On Grabbing Readers by the Neck

There’s a common bit of advice that authors need to “grab readers by the throat” with the first paragraph.

I fear writers who take that long are already struggling to play catch up.

For me, as a reader and now as a publisher, more important to me than first paragraphs are titles and book descriptions. I like to think over the years I’ve gotten better at both.

I alluded to this in talking about Nick Earls’ The True Story of Butterfish, which you can buy here if you haven’t already. In the run-up to a proposed serialization of the book (that ultimately never occurred), I proposed an alternate title to Nick: “The Rockstar Next Door.”

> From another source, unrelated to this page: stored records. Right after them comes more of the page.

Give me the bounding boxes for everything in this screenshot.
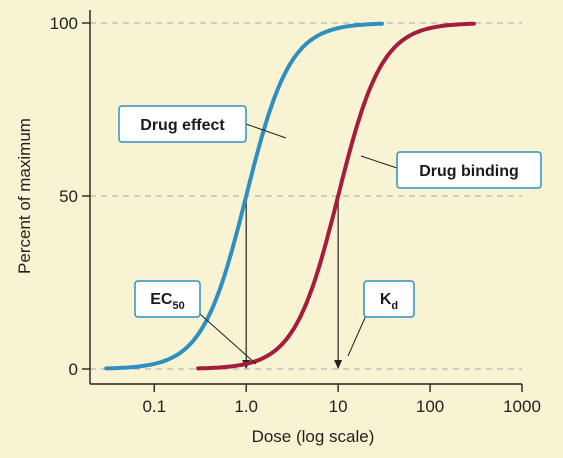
y-tick-label: 0 [69, 360, 78, 379]
drug-effect-label-box [118, 105, 247, 143]
ec50-label-box [134, 280, 201, 318]
drug-effect-callout: Drug effect [118, 105, 287, 143]
kd-callout: Kd [347, 280, 415, 357]
series-drug-effect-line [104, 21, 384, 371]
drug-binding-label-box [396, 151, 542, 189]
kd-label-box [363, 280, 415, 318]
drug-effect-leader [245, 123, 287, 139]
series-curves [104, 21, 476, 371]
gridlines [90, 22, 522, 370]
ec50-leader [199, 313, 257, 365]
reference-lines [242, 196, 343, 369]
drug-binding-leader [360, 155, 398, 169]
y-tick-label: 100 [50, 14, 78, 33]
kd-leader [347, 310, 369, 357]
ec50-label: EC50 [150, 291, 184, 312]
kd-label: Kd [380, 291, 398, 312]
drug-effect-label: Drug effect [140, 117, 225, 134]
axes [89, 10, 522, 385]
drug-binding-callout: Drug binding [360, 151, 542, 189]
x-tick-label: 0.1 [142, 397, 166, 416]
x-tick-label: 1000 [503, 397, 541, 416]
x-axis-title: Dose (log scale) [252, 427, 375, 446]
series-drug-binding-line [196, 21, 476, 371]
x-tick-label: 10 [329, 397, 348, 416]
midpoint-arrowhead [334, 360, 343, 369]
ec50-callout: EC50 [134, 280, 257, 365]
x-tick-label: 100 [416, 397, 444, 416]
drug-binding-label: Drug binding [419, 163, 519, 180]
y-axis-title: Percent of maximum [15, 118, 34, 274]
y-tick-label: 50 [59, 187, 78, 206]
x-ticks: 0.1 1.0 10 100 1000 [142, 384, 541, 416]
x-tick-label: 1.0 [234, 397, 258, 416]
y-ticks: 0 50 100 [50, 14, 90, 379]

One thing among myriad that I’ve enjoyed about working with Nick is that he’s open to suggestion. His novel, The Thompson Gunner, became first “Tumble Turns” and now Borderline Famous when Exciting Press published it. Being a fan of Nick’s work from the early days of Zigzag Street and Perfect SkinThe Thompson Gunner struck me as like those old Sesame Street segments where “one of these things doesn’t belong.” It’s not a bad title, by any means, but as I read the novel I felt like something else could fit better. For me, as a reader, The Thompson Gunner struck me more like a thriller. I expected a man in the dark in sunglasses and a long coat. There was a lighthouse involved, for some reason. It felt like there would be intrigue and more than a little violence.

The Thompson Gunner was not a novel that was easily accessible in the US, and so I didn’t get to read it until I started working with Nick. Imagine my surprise when it turned out the novel was about Meg Riddoch, a stand-up comedienne on a multi-leg tour who was navigating morning talk shows and a complicated past. That past was where the titular gunner came from, but still that title felt like a mis-match. I pitched several titles to Nick; I think “Borderline Famous” was in that first batch, as was, if I’m not mistaken “Alternative Country,” but “Tumble Turns” stuck out. They’re a specific swimming maneuver Meg works to perfect through the course of the book, and felt like a great metaphor.

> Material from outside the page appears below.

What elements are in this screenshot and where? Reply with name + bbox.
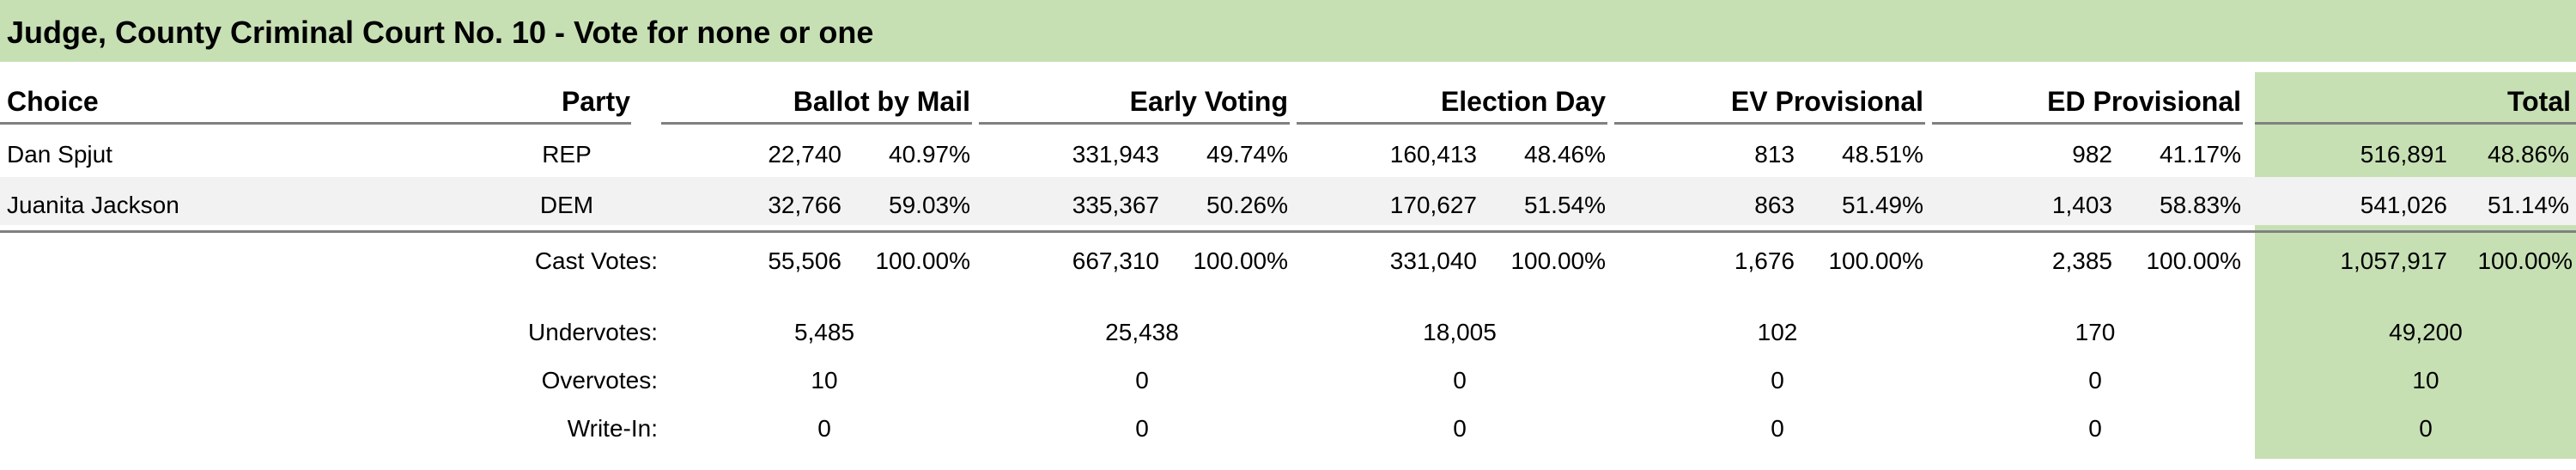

The problem was that in subsequent conversations, “Tumble Turns” didn’t seem to stick. For some readers, it connoted laundry, which was definitely NOT what we would go for. And so Borderline Famous it became.

With Butterfish, I wasn’t sure “Butterfish” itself was sticky. I worried it might connote French cuisine, and besides that I was pitching Nick on a plan to serialize the novel over five weeks while it would be available for pre-order. “The Rockstar Next Door” was simpler, and Nick agreed.

But then I started in on the book description, and reversed course. Because all the great press about the novel was about The True Story of Butterfish, and I realized that, cooking aside, the “True Story” was compelling. Because was there a fake story?

To find out you’ll have to read the book.

That’s a long digression away from book descriptions. I’m particularly proud of the book description for The True Story of Butterfish.

But I’m also really proud of the one for Borderline Famous. The title may have changed, but that’s the description it was published with.

Another I’m proud of: the one for Miya Kressin’s fabulous No Expectations. It was a terrific, fun, sexy novel, and I knew I needed to capture that in the info.

And then there’s Darth the Unicorn Killer. You want book info? Here’s your book info.

It’s arguably impossible for me to read any of these objectively; not only did I write them, but I published them all. If I didn’t think book descriptions on Exciting Press titles worked, I’d revise them. Hell, I frequently DO revise them. Changing turns of phrase, even rethinking them.

It used to be that readers would browse books and pick one up based on a title. They might look at a cover, but after the title, most readers checked either the inner dust jacket (remember those?) or the back cover of the paperback (remember those?).

Nowadays there’s no such browsing. You get thumbnails and titles, and then a book description, all while that “Buy Now” button hovers so prominently as to be rarely seen at all until you need to click.

For me, as a reader, I look for a few things, but in no particular order. Web pages rarely seem to have particular order any more. Nowadays I like to see some recognition and maybe a quote or two, but the internet is such a huge place anymore I rarely expect to recognize the awarding entities or blurbing authors — which makes the actual quote that much more important.

But the description? I like Darth’s because it’s so Darth. It’s a little vulgar and a lot irreverent. I like Butterfish’s because it plays with nostalgia (the parenthetical “remember those”) and hints not only at domesticity but the complications thereof while still remaining fun and simple. I love the one for Borderline Famous because it’s just so Meg. I think you really get a sense not only of her character but her mindset and the world she both lives in and perceives.